Quelques uns d’eux s’étant aprochez de la place où j’étois, j’eus ocasion de les voir distinctement. Leurs Têtes & leurs Poitrines étoient couvertes de Cheveux: ils avoient des Barbes pareilles à celles des Boucs, & leur corps étoit generalement parlant couleur de peau de Bufle. Je les voyois grimper sur de hauts Arbres avec autant d’Agileté qu’auroit pu faire un Ecureuil; car ils avoient de fortes pates qui se terminoient en pointes crochues. Ils sautoient fort loin & couroient d’une prodigieuse vitesse. Les Femelles étoient plus petites que les Males: leurs Mammelles pendoient entre leurs pieds de devant, & touchoient presque à terre quand elles marchoient. Les Cheveux de ces Animaux, tant de l’un que de l’autre sexe, étoient de diferentes couleurs: les uns les avoient bruns, d’autres roux, d’autres noirs, & d’autres enfin jaunes. Tout compté, je ne me souviens pas d’avoir vu dans aucun de mes Voyages des Animaux plus desagréables, ni contre lesquels j’aye senti une plus forte Antipathie. N’ayant donc que trop satisfait ma curiosité, je poursuivis mon chemin, espérant qu’il me conduiroit à la Cabane de quelqu’Indien. A peine eus-je fait quelques pas, que je rencontrai nez à nez une de ces Creatures dont je viens de parler. Le vilain Monstre ne m’eut pas plutôt aperçu, qu’il fit plusieurs grimaces, dans lesquelles je crus deméler son Etonnement; puis s’aprochant de moi, il leva sa pate de devant, sans que je susse si c’étoit par Mechanceté ou par simple Curiosité. Mais de peur d’Equivoque, je mis Flamberge au vent, & lui donnai un coup du plat de mon Epée, car je ne voulois pas le blesser, de peur que cette Action violente, commise à l’égard d’un Animal qui pouvoit leur apartenir, n’irritât les Habitans contre moi. Cependant le coup que j’avois donné à cette Bête fut assez douloureux, pour qu’elle prit la fuite, en jettant des cris, qui atirérent hors du champ voisin une quarantaine dAnimaux de la même sorte, dont je fus regardé d’assez mauvais œil. De peur d’insulte néanmoins je me mis le dos contre un Arbre, & fis le Moulinet avec mon Epée, quoi qu’à dire le vrai je ne fusse rien moins qu’à mon Aise.

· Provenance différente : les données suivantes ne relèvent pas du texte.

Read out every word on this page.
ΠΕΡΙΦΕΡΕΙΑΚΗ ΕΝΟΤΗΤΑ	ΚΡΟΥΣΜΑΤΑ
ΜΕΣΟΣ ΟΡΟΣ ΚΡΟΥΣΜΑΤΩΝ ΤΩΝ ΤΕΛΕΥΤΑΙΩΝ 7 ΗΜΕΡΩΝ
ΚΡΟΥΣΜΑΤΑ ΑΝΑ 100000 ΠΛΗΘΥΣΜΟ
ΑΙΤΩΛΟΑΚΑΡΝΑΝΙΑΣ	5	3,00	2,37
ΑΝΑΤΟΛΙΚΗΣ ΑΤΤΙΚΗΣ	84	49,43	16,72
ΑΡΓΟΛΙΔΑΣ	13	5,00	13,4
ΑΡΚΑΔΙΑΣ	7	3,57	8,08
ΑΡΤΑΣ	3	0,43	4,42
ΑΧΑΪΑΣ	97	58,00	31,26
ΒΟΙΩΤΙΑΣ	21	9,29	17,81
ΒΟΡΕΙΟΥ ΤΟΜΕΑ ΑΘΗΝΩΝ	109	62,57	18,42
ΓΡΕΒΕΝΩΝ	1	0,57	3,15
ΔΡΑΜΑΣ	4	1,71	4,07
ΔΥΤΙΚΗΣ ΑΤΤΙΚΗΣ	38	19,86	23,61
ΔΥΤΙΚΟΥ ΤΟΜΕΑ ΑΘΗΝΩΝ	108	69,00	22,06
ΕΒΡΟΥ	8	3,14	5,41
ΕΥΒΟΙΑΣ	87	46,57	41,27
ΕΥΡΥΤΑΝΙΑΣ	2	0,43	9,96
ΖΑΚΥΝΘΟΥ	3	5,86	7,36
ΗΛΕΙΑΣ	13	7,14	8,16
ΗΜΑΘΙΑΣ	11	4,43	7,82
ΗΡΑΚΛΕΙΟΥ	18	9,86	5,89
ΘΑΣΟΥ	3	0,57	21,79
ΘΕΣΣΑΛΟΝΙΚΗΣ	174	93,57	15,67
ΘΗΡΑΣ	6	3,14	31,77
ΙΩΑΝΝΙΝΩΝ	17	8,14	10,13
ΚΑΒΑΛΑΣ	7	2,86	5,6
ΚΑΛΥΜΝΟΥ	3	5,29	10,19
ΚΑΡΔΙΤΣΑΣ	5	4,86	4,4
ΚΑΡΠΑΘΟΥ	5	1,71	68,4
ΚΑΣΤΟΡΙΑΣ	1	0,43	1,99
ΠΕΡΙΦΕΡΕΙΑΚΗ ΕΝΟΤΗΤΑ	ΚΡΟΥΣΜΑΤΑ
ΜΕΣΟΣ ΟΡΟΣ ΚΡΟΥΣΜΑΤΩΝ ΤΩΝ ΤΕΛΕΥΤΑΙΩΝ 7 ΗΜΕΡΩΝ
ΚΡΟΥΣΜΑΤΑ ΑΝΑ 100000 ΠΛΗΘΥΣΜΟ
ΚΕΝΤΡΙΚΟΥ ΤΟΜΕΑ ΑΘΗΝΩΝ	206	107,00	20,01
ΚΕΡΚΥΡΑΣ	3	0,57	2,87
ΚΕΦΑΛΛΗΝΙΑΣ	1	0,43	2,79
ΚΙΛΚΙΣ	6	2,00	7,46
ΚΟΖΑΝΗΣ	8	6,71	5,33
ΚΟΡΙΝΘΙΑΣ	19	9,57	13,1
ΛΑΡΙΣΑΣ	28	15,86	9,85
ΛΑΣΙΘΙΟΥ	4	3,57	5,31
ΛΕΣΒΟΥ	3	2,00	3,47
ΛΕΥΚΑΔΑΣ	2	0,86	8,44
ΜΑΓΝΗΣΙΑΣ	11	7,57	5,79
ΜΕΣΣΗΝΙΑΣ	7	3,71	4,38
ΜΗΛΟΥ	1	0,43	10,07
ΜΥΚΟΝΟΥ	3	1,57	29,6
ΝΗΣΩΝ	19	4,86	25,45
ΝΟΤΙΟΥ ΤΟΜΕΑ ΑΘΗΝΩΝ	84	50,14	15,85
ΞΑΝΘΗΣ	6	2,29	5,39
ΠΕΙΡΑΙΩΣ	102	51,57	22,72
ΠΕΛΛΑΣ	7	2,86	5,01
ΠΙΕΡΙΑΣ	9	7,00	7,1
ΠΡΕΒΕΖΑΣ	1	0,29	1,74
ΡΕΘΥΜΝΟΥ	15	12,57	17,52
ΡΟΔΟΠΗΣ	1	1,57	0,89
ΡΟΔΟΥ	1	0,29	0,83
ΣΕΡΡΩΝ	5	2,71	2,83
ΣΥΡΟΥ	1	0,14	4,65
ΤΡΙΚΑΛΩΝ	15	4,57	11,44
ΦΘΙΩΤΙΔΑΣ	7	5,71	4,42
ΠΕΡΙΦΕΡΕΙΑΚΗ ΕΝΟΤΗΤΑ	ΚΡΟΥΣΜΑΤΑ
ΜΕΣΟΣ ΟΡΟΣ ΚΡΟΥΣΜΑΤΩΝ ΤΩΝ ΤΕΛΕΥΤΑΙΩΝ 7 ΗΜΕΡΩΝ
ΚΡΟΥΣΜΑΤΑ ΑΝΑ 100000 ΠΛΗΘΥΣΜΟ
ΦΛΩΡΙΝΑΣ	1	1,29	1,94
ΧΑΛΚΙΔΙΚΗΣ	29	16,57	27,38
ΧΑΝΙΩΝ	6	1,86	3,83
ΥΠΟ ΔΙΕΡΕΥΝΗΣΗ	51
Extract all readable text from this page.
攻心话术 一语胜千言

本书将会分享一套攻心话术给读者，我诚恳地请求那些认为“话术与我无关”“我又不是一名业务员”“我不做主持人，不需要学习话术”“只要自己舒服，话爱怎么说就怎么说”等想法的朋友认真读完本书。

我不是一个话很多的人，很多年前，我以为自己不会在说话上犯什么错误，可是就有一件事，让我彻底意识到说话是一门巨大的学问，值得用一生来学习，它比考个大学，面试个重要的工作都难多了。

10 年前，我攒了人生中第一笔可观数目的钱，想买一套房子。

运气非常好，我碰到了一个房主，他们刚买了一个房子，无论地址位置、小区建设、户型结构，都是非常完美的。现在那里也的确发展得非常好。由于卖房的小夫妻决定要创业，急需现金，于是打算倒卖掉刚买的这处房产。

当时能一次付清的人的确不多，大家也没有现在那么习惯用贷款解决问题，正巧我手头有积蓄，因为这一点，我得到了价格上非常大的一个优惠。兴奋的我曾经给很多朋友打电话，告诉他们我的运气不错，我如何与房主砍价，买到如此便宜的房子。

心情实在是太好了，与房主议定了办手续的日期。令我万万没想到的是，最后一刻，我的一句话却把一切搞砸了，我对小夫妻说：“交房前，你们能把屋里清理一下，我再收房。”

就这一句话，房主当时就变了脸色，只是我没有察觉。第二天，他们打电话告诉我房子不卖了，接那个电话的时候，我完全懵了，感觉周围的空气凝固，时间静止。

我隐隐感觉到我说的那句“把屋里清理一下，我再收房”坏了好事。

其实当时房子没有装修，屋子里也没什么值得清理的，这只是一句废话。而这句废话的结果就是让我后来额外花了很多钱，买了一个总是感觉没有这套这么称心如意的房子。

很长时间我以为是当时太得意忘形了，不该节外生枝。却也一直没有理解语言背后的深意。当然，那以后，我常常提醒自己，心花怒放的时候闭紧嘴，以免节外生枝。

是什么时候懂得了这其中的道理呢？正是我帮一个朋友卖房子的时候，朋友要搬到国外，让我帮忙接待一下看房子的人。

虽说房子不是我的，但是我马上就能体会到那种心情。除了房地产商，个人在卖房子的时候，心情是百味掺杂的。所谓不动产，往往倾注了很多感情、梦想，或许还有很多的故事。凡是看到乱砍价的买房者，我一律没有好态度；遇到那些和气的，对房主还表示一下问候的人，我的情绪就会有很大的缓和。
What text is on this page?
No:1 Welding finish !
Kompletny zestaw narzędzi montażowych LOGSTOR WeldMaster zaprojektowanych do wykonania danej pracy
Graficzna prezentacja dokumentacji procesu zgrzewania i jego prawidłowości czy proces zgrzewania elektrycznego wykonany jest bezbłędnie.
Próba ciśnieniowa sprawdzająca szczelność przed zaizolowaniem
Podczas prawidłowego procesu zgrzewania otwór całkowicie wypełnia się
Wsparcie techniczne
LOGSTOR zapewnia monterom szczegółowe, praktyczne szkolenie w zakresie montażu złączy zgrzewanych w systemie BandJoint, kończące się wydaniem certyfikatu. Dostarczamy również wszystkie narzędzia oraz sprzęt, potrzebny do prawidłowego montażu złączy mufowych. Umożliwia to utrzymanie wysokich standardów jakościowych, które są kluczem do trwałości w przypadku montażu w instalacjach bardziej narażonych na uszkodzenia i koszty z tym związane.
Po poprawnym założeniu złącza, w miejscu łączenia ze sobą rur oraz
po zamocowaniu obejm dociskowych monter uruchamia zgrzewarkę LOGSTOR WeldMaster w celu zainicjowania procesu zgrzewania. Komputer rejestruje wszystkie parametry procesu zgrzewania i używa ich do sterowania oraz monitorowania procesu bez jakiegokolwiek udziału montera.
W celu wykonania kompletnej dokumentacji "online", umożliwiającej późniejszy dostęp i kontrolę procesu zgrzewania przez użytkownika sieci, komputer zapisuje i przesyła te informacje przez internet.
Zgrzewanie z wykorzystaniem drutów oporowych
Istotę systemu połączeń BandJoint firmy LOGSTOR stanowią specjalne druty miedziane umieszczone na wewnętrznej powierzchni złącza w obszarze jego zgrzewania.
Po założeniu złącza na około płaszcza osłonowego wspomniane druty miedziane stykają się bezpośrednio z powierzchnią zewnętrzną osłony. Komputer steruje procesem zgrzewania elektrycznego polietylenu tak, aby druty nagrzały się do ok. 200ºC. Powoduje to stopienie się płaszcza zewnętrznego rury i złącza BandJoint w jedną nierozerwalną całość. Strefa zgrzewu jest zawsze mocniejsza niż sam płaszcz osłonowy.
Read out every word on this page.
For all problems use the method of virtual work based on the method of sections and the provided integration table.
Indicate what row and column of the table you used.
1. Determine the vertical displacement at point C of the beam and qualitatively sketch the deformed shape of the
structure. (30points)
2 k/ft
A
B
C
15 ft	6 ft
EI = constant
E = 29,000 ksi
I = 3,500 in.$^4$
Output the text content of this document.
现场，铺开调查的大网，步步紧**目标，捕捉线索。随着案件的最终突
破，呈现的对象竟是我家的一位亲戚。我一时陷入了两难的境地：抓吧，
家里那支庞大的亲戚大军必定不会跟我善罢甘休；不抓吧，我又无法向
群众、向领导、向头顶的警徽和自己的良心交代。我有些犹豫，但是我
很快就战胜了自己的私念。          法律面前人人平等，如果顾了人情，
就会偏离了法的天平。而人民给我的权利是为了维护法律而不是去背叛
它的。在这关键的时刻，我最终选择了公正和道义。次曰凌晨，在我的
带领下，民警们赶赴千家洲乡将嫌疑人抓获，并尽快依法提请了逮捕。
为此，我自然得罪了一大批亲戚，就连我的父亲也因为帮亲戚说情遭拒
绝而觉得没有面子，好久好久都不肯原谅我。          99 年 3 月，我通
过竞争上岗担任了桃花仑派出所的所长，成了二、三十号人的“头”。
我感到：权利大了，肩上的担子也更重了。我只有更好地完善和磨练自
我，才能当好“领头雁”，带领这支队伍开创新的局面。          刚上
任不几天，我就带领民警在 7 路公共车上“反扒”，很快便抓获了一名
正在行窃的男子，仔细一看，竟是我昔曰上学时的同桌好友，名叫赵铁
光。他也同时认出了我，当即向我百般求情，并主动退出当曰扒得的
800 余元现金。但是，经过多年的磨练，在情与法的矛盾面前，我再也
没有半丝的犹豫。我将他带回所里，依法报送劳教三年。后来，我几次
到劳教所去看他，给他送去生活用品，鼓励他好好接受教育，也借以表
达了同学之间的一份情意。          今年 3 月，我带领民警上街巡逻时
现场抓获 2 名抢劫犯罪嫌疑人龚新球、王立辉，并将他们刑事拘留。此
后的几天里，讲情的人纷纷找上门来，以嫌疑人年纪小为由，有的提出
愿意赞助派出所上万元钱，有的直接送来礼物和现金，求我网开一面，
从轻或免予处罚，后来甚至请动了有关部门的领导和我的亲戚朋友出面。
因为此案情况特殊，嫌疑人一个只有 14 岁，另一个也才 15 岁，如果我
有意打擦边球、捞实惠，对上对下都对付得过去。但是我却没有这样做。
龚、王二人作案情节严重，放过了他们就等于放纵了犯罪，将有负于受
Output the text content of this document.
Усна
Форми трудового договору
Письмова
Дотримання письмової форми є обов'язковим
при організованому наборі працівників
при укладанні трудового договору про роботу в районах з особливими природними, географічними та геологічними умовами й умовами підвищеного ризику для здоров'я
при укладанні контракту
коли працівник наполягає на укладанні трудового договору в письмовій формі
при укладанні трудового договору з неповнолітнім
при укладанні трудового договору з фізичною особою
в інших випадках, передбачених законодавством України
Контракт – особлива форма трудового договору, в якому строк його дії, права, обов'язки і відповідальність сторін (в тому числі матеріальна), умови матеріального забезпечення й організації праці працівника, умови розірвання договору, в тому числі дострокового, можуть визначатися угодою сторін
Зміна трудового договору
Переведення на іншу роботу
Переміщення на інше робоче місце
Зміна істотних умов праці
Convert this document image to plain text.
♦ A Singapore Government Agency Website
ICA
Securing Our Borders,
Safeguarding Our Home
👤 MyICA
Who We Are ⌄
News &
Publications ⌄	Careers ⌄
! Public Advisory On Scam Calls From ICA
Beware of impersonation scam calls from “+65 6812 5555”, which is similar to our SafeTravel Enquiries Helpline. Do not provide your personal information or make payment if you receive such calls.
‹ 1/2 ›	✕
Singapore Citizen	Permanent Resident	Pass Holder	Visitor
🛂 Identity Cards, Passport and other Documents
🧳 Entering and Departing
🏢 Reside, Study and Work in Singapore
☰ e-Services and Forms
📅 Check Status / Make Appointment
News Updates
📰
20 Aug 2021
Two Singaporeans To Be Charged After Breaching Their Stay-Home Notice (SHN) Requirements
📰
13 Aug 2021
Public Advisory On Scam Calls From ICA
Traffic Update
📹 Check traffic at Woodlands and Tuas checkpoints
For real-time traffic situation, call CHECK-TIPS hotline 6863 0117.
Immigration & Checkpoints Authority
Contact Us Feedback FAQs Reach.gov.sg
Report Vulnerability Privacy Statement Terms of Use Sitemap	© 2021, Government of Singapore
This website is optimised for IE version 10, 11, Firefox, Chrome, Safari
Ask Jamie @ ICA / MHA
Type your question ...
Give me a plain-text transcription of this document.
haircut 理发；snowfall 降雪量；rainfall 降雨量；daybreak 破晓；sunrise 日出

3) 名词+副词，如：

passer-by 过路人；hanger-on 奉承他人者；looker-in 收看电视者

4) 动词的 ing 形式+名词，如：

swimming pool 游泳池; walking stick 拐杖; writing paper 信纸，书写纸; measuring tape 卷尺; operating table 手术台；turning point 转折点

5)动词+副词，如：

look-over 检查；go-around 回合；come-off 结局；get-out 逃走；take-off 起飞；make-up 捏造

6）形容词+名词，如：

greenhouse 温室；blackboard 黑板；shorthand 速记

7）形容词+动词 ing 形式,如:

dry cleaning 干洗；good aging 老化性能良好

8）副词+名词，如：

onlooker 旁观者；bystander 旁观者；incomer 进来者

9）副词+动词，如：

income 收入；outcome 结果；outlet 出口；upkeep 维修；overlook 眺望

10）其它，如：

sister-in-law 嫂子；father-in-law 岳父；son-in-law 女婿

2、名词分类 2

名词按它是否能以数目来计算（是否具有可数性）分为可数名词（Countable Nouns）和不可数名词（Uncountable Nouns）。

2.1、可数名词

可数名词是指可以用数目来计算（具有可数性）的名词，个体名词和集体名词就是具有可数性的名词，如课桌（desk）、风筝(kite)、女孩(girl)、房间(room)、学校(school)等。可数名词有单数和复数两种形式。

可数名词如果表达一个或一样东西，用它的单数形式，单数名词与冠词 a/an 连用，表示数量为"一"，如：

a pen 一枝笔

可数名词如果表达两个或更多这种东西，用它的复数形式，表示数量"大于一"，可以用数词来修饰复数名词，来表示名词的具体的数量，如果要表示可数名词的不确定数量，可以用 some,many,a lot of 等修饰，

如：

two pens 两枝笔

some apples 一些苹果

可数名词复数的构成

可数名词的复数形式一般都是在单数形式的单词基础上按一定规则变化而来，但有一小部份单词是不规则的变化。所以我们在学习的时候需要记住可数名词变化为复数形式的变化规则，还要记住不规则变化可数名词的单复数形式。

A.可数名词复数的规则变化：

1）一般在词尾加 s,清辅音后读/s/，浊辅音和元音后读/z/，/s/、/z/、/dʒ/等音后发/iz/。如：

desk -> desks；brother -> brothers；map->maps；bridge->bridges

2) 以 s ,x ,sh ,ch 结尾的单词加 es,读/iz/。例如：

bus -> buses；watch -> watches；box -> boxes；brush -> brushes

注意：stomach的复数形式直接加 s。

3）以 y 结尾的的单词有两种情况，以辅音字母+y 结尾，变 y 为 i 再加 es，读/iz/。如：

Au milieu de cet embaras, quel ne fut pas mon Etonnement, quand je vis ces Animaux se sauver à toutes Jambes, & me laisser librement poursuivre ma Route, sans qu’il me fut possible de comprendre la cause d’un changement si soudain? Mais ayant tourné la Tête à gauche, j’aperçus un Cheval qui se promenoit au petit pas dans le Champ; & c’étoit ce Cheval, qu’ils avoient aperçu avant moi, qui, à ce que j’apris depuis, étoit la cause de leur Fuite. Le Cheval me parut un peu effrayé en me voyant, mais se remettant d’abord de sa crainte, il considera mon Visage avec de manifestes marques d’etonnement: il regarda avec atention mes mains & mes pieds, & fit plusieurs fois le tour de mon corps. Je voulois continuer mon Chemin, mais il me le barra en s’y mettant en travers, quoique d’ailleurs il n’eut pas l’Air menaçant, & qu’il ne me parut pas avoir Dessein de me faire la moindre violence. Nous fumes l’un & l’autre pendant quelques minutes dans cette situation; à la fin je pris la hardiesse d’étendre la main sur son Cou, dans le dessein de le flater, en me servant de cette sorte de siflement & de mots; qui sont en usage parmi les Maquignons, quand ils veulent manier un Cheval étranger. Mais cet Animal parut recevoir mes Caresses avec Dedain, car il branla la tête, fronça le sourcil, & écarta doucement ma Main avec son pied droit de devant. Après quoi il hennit trois ou quatre fois, mais d’une maniére si extraordinaire que je crus que c’étoit une espéce de Langage, qui lui étoit particulier, qu’il parloit.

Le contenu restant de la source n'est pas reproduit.